The eight finalists of the Enlighten Your Research 4 contest (EYR4) wrote a blog post about the projects they proposed. This week the post from Piek Vossen (VU University Amsterdam)
Thousands of articles a day
Thousands of news articles are published daily presenting us with new events or providing updates to events reported earlier. Decision and policy makers in companies and government alike need to be aware of what is going on in order to make informed decisions. It is impossible to keep track of the vast amount of information coming in daily, especially if relevant information stretches over long periods of time, such as the financial crisis. New information may need to be linked to articles published months or even years earlier in order to get a complete picture of the current situation.
Linking today’s news to existing information
In NewsReader, we aim to extract information about events automatically and link today’s news streams to information collected from earlier news articles and complementary resources such as encyclopedias or company profiles. To this end, we apply state-of-the-art language technology to process texts from daily incoming news in English, Spanish, Italian and Dutch.
Scaling up linguistic processing
Processing one article typically takes about 6 minutes on one standard machine; we’re looking at approximately 1 million new articles per day for English only, with a backlog of 35 million articles from previous years.
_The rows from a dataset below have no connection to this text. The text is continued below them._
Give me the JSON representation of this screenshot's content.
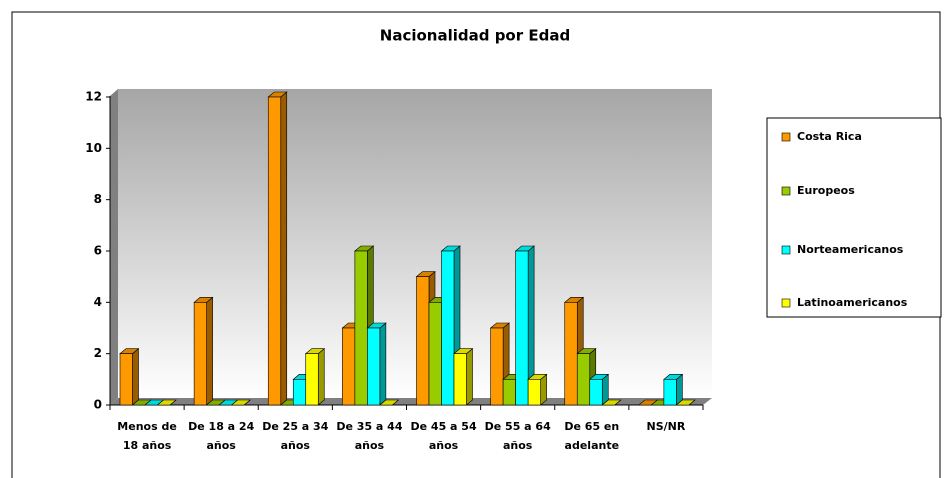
{
  "chart_data": {
    "type": "bar3d",
    "title": "Nacionalidad por Edad",
    "categories": [
      "Menos de 18 años",
      "De 18 a 24 años",
      "De 25 a 34 años",
      "De 35 a 44 años",
      "De 45 a 54 años",
      "De 55 a 64 años",
      "De 65 en adelante",
      "NS/NR"
    ],
    "series": [
      {
        "name": "Costa Rica",
        "color": "#ff9900",
        "values": [
          2,
          4,
          12,
          3,
          5,
          3,
          4,
          0
        ]
      },
      {
        "name": "Europeos",
        "color": "#99cc00",
        "values": [
          0,
          0,
          0,
          6,
          4,
          1,
          2,
          0
        ]
      },
      {
        "name": "Norteamericanos",
        "color": "#00ffff",
        "values": [
          0,
          0,
          1,
          3,
          6,
          6,
          1,
          1
        ]
      },
      {
        "name": "Latinoamericanos",
        "color": "#ffff00",
        "values": [
          0,
          0,
          2,
          0,
          2,
          1,
          0,
          0
        ]
      }
    ],
    "ylim": [
      0,
      12
    ],
    "yticks": [
      0,
      2,
      4,
      6,
      8,
      10,
      12
    ],
    "legend": "right"
  }
}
One of the main challenges in this project lies in scaling up linguistic processing and maximising the usage of computational resources to manage the daily stream of incoming information.
Lots of questions to be answered…
As part of the Enlighten Your Research Challenge we address questions such as the following: How can we optimise our linguistic pipeline consisting of 18 modules that are all interacting with each other in different ways? What resources are needed to support processing the all-news articles coming in every day? How should we store information from previous news articles in a way that it can easily interact with new data coming in?
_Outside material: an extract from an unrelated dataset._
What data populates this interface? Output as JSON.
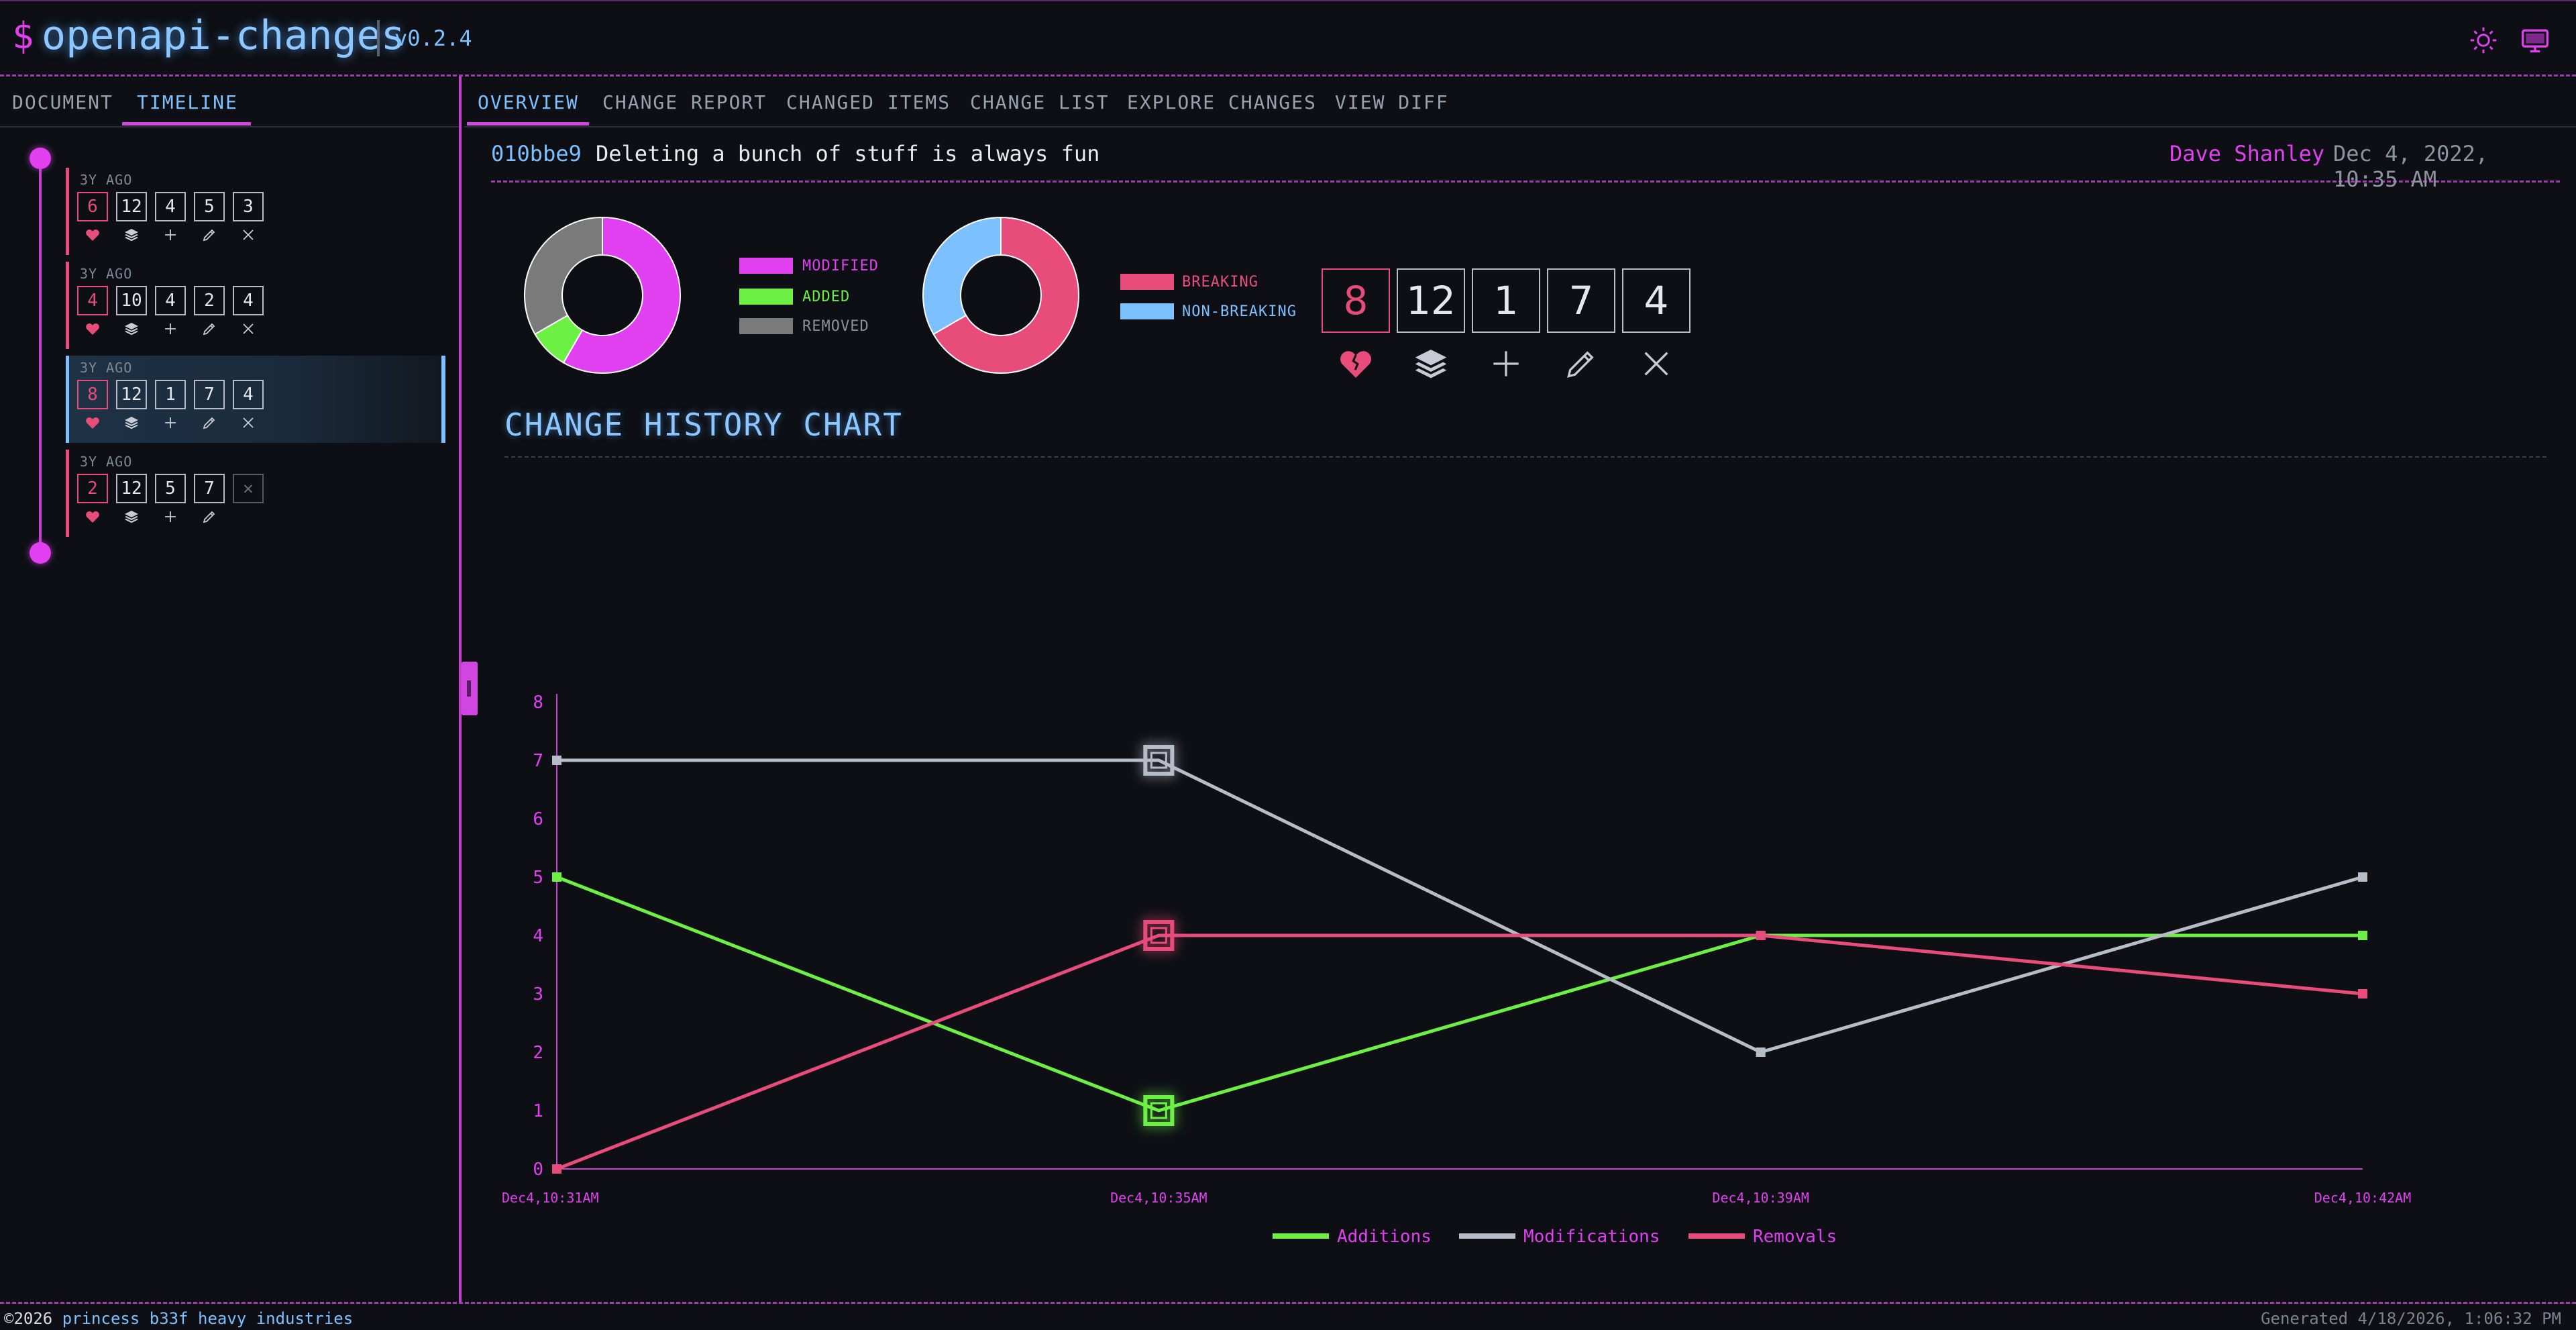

Answering these questions provides the basis to build a ‘history recorder’ that follows the news, stores it and can directly link new events to events in the past. As such, it will provide the complete story line to decision makers, pointing out forgotten details and possibly even finding new links between current situations and events that happened in the past.
Computational Lexicology & Terminology Lab (CLTL)
The Network Institute, VU University Amsterdam
NewsReader is supported by the European Union’s 7th Framework Programme via the NewsReader Project (ICT-316404).